Because it was his skill as a doctor that trained him to bear witness to
God’s most marvelous work, His redemption of the world through Christ, in a
truly powerful and unique way. “Why are
there four Gospels?,” I’m sometimes asked.
Well because to see Christ in the full, we need four different
observers: rabbinical Matthew, breathless Mark, meditative John, and Luke—the
historian and storyteller, perhaps the one who had the widest vision of them
all. Each of the Gospel writers gave a
distinct account, shaped by his own passion, his own experience in the rest of
life. God inspired them to write His
word in the midst of their own stories, not in spite of them.

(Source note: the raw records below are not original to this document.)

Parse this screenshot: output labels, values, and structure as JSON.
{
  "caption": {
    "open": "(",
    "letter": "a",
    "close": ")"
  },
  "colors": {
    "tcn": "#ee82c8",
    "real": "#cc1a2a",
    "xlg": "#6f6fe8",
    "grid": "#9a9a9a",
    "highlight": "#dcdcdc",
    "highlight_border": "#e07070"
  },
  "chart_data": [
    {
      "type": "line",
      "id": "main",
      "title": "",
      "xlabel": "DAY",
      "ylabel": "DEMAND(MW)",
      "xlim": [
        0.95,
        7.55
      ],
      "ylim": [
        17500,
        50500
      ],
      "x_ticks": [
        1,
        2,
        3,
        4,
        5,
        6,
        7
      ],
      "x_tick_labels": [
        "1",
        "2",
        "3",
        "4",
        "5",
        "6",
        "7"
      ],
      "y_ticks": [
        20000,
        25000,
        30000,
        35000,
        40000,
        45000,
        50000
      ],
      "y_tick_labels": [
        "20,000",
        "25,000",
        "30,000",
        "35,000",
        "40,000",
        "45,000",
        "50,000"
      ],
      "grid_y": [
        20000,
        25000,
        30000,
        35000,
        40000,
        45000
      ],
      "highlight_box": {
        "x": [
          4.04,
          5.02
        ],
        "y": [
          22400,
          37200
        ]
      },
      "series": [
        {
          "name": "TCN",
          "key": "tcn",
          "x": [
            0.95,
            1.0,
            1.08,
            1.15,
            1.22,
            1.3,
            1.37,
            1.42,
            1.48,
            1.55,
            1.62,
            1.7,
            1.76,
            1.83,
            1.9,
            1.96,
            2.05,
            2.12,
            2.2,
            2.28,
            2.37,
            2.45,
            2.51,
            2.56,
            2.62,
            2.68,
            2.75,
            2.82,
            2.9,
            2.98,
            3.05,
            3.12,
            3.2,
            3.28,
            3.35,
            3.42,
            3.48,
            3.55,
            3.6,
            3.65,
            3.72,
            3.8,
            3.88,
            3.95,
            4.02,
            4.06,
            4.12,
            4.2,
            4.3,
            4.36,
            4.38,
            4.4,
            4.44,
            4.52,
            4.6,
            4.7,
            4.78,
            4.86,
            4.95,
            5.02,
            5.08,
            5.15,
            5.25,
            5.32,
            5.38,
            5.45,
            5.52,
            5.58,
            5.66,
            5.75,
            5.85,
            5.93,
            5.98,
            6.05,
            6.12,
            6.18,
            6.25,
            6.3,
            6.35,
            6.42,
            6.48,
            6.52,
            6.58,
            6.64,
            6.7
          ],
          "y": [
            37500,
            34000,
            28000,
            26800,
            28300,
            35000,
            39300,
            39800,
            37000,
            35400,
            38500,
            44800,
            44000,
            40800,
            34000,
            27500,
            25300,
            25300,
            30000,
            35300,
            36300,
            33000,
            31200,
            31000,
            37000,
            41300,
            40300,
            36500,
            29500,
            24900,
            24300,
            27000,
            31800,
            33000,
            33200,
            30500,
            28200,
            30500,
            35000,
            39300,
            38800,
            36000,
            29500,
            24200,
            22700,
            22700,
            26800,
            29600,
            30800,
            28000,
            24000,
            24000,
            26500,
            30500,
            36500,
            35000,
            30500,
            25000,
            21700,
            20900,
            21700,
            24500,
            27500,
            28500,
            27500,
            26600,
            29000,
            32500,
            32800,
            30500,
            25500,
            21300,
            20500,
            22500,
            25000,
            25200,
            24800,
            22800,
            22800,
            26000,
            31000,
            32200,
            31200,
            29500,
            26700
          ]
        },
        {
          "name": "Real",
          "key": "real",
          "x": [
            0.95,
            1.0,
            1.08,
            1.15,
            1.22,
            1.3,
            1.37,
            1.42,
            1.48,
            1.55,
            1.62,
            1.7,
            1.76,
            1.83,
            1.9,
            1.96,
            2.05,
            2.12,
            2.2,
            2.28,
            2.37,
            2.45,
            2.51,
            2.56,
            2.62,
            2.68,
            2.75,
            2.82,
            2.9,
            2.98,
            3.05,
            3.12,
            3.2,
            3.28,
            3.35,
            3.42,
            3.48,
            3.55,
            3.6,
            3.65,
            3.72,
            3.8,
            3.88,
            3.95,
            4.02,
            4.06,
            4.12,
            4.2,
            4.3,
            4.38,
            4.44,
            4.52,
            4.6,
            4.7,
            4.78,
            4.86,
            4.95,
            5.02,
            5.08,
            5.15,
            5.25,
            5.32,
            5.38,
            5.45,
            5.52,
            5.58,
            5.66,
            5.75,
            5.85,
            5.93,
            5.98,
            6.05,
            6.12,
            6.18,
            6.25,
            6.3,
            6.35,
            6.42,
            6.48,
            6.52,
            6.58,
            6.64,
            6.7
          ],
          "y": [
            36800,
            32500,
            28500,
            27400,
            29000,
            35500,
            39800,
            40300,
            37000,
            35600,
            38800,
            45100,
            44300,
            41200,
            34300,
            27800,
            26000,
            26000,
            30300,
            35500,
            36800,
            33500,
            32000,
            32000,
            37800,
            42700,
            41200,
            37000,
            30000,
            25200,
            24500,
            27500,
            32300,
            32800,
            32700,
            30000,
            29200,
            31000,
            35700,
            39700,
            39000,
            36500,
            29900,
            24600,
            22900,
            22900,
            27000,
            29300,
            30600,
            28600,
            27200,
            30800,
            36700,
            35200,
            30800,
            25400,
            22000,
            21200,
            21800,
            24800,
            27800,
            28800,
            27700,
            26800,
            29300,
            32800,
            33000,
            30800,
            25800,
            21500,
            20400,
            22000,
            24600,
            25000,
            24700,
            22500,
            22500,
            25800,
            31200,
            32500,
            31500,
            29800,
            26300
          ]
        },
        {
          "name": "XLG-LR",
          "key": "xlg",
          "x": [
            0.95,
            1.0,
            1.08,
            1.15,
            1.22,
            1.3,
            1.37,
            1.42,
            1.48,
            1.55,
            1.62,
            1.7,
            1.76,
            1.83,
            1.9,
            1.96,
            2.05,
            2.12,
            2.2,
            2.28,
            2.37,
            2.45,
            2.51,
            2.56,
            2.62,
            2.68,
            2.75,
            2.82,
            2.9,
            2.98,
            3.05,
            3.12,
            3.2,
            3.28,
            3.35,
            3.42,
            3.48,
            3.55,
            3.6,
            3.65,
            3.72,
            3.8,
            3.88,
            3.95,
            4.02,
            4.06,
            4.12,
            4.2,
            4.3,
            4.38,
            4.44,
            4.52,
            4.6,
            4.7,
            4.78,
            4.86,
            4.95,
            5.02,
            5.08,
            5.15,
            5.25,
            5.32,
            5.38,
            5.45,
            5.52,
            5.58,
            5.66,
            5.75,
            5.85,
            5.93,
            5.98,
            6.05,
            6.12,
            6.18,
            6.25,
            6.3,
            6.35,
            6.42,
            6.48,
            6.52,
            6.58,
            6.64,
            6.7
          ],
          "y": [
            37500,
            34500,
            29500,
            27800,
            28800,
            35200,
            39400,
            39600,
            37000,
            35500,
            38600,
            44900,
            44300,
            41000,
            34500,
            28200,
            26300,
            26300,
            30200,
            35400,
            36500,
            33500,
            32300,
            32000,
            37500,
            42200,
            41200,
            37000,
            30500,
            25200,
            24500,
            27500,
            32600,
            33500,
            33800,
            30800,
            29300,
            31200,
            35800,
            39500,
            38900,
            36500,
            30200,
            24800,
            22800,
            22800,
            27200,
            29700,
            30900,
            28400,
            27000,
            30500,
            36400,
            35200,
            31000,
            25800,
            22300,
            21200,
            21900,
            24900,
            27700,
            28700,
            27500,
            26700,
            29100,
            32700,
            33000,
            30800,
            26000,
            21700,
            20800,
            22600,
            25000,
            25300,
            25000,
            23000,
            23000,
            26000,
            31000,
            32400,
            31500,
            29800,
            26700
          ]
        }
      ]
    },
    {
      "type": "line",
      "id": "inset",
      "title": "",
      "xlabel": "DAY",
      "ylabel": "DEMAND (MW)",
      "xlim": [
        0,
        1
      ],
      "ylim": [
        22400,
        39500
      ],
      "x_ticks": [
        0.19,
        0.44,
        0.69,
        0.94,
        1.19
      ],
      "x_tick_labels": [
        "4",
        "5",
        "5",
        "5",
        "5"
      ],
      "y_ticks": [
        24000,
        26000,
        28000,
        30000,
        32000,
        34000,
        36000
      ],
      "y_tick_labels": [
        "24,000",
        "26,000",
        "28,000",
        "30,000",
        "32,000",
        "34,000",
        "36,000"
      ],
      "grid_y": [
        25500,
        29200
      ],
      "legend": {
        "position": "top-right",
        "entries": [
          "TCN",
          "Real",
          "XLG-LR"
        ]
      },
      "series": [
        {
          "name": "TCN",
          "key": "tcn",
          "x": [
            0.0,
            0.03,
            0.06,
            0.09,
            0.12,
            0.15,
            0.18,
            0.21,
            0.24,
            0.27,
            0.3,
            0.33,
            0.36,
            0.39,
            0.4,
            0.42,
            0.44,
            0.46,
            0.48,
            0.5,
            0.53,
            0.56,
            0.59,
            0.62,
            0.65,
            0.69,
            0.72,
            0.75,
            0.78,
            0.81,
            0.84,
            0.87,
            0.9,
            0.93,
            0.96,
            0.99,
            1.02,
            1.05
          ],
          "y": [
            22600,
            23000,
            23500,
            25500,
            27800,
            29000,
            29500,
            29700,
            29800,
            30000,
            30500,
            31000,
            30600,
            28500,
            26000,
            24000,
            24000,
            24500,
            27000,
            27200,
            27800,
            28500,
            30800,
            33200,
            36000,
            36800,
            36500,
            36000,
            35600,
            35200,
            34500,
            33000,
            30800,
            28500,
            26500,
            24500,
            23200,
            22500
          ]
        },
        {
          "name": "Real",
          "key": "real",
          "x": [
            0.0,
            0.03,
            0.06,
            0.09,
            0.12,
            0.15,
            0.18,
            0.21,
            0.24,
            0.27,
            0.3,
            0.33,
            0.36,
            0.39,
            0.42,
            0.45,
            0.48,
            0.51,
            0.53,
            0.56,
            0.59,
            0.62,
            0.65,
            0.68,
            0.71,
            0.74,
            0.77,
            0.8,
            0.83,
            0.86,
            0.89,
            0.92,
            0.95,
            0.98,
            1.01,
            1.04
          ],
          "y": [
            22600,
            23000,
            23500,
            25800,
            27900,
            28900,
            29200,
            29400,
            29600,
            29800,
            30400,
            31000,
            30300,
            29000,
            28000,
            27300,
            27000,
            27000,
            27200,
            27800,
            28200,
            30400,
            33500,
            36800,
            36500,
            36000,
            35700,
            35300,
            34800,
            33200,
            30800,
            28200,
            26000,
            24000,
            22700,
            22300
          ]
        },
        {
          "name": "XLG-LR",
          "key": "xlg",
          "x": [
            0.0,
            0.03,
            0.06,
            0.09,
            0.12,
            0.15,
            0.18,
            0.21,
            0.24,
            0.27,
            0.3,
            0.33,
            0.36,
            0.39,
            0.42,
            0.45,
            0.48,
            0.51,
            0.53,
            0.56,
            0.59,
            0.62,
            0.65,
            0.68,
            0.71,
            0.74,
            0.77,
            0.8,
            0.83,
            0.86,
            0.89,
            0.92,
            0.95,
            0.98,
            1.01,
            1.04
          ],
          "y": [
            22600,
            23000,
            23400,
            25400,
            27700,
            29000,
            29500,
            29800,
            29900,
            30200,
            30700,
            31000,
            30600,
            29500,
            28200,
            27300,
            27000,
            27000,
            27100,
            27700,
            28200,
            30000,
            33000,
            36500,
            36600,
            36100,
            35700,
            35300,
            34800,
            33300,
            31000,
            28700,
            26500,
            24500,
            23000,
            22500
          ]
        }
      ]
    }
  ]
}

In Baptism we all promise to “proclaim by word and example the
Good News of God in Christ,”[4]
that is to say, we all promise to be evangelists. We each tell our own Gospel—not that we all
write Holy Scripture, of course, but we tell the story recounted in Scripture
in our own particular way. Your
education, the work that consumes so much of your life, your experience as a
spouse, a friend, a parent—these all shape the story you have been given to
tell to others about God’s love and His purpose for human life. Maybe you haven’t thought much about this
before. How is Christ revealed in the
work of a paralegal, an accountant, the third chair clarinet in the high school
band? What’s the spiritual value
implicit in what you know about lesson plans, defense strategy or professional
football? Every talent, every passion,
all the truth we have learned, all the goodness and beauty we have created is
meant to be drawn up in this noblest task of all—revealing God to the
world. Think about your own story and
how it tells the big story. If you
don’t know quite know to start, ask the good doctor for some help. He shows us all how to do it so very well.